L’AP n’adresse plus ses patients aux hôpitaux israéliens
Un porte-parole accuse Israël de surfacturer les Palestiniens et de déduire les frais médicaux des impôts sans permission ; le ministère des Finances invoque le protocole de Paris
Le ministère de la Santé de l’Autorité palestinienne a arrêté d’envoyer des patients de Cisjordanie ou de Gaza dans les hôpitaux israéliens, a confirmé un responsable palestinien lundi.
Des agences de presse gouvernementales et des médias indépendants ont rapporté la semaine dernière que l’AP n’envoyait plus ses malades en Israël.
« Nous n’adresserons plus de patients aux hôpitaux israéliens parce qu’Israël nous surfacture les services médicaux et prend des fonds pour régler les factures médicales sans notre permission », a déclaré Osama al-Najjar, porte-parole du ministère de la Santé au Times of Israël.
L’AP a longtemps réglé les factures médicales des Palestiniens après que des malades ont été envoyés dans des hôpitaux israéliens – quand les hôpitaux palestiniens ne pouvaient pas les prendre en charge, par manque de ressources. Selon Najjar, l’AP a fait suivre l’an dernier 50 000 patients palestiniens dans des hôpitaux israéliens.
Najjar a déclaré que le ministère des Finances israélien, qui déduit les factures médicales des revenus fiscaux que l’Etat hébreu perçoit pour le compte de l’AP et lui reverse, s’est refusé à chercher des solutions avec Ramallah.
« Nous avons dit aux responsables israéliens que nous voulions trouver une solution à ce problème, mais ils ont refusé », a-t-il dit, ajoutant que l’AP avait payé près de 100 millions de dollars l’an dernier en frais de santé. « Donc nous avons décidé de prendre cette décision. Nous ne pouvons pas laisser Israël nous prendre notre argent contre notre volonté. »
Interrogé sur les accusations lancées par Najjar, le ministère des Finances a déclaré que « conformément au protocole de Paris et au droit israélien, le ministère des Finances déduit des revenus (fiscaux) collectés pour le compte de l’Autorité palestinienne les paiements qu’elle – ou que les organes sous son contrôle – nous doivent. Ce qui inclut la prise en charge dans les hôpitaux israéliens des patients palestiniens adressés par l’AP. Cela est réalisé en toute transparence et conformément aux protocoles. »

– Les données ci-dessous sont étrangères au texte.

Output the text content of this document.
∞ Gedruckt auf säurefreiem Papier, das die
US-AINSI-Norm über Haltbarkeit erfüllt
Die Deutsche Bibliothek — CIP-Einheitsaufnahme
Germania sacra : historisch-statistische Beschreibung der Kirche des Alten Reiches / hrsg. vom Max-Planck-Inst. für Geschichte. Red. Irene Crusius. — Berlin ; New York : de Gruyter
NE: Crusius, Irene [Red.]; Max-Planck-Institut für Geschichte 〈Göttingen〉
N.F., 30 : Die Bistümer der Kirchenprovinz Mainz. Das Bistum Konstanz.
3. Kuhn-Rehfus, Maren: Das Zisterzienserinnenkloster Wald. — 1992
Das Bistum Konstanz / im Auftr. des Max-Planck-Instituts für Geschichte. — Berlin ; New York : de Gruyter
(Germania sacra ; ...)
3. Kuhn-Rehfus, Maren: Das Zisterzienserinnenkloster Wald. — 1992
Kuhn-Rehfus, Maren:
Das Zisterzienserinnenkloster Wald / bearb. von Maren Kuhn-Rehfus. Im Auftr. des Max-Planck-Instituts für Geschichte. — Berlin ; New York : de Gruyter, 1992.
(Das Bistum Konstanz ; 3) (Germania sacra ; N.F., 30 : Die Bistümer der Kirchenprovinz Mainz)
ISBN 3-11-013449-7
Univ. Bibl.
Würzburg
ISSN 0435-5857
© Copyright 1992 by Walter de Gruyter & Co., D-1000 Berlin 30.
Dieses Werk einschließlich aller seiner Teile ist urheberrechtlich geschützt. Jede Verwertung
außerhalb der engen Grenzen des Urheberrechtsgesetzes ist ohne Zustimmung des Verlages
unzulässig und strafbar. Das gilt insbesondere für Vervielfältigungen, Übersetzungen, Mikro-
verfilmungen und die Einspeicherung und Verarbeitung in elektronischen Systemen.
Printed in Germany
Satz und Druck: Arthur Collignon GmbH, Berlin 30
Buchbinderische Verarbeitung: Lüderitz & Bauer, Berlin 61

Le protocole de Paris est une annexe des Accords d’Oslo, les accords qu’Israël et l’Organisation de Libération de la Palestine (OLP) ont signés dans les années 1990 et qui définissent les relations économiques entre l’Etat hébreu et l’AP.
Le Coordonnateur des activités gouvernementales dans les territoires palestiniens (COGAT), une branche du ministère de la Défense chargé de la liaison avec les Palestiniens, a refusé de commenter.
Najjar a ajouté que si Ramallah n’adressait plus ses patients aux hôpitaux israéliens, ils sont toujours envoyés dans les hôpitaux de Jérusalem-Est.
Il existe six hôpitaux gérés par les Palestiniens à Jérusalem-Est.
Najjar a également déclaré que l’AP enverra dorénavant les patients dont la prise en charge ne sera pas suffisante dans les hôpitaux palestiniens ou à Jérusalem-Est « vers des centres médicaux jordaniens, égyptiens, ou autres. »
« Nous avons des alternatives aux hôpitaux israéliens, et nous allons les exploiter », a-t-il dit.
Mahmoud Daher, chef de la division de Gaza au sein de l’Organisation mondiale de la Santé (OMS), a déclaré qu’on ignore encore si la décision de l’AP aura des répercussions négatives sur les patients palestiniens.
« Nous ne connaissons pas encore les conséquences de cette décision », a déclaré Daher au téléphone. « Tout dépendra de la capacité effective du ministère de la Santé à envoyer les patients qui ont besoin de traitements spéciaux en Jordanie et en Egypte. Le temps nous le dira. »
Selon Najjar, l’AP aurait déja conclu un accord dimanche avec un hôpital jordanien concernant la prise en charge d’un certain nombre de malades.
Un responsable de l’ONG Physicians for Human Rights-Israël a déclaré qu’elle estimait qu’Israël aurait dû autoriser l’AP à payer ce qu’elle pouvait pour les frais médicaux investis dans les hôpitaux.
« Etant donné qu’Israël a une influence décisive sur le quotidien, sur l’économie et sur la santé des Palestiniens, et au vu de l’occupation exercée par le pays, il aurait dû, au moins, autoriser l’Autorité palestinienne à acheter des services au prix qu’elle peut payer », a estimé Mor Efrat, directrice du département des Territoires occupés au sein de l’ONG, dans un message.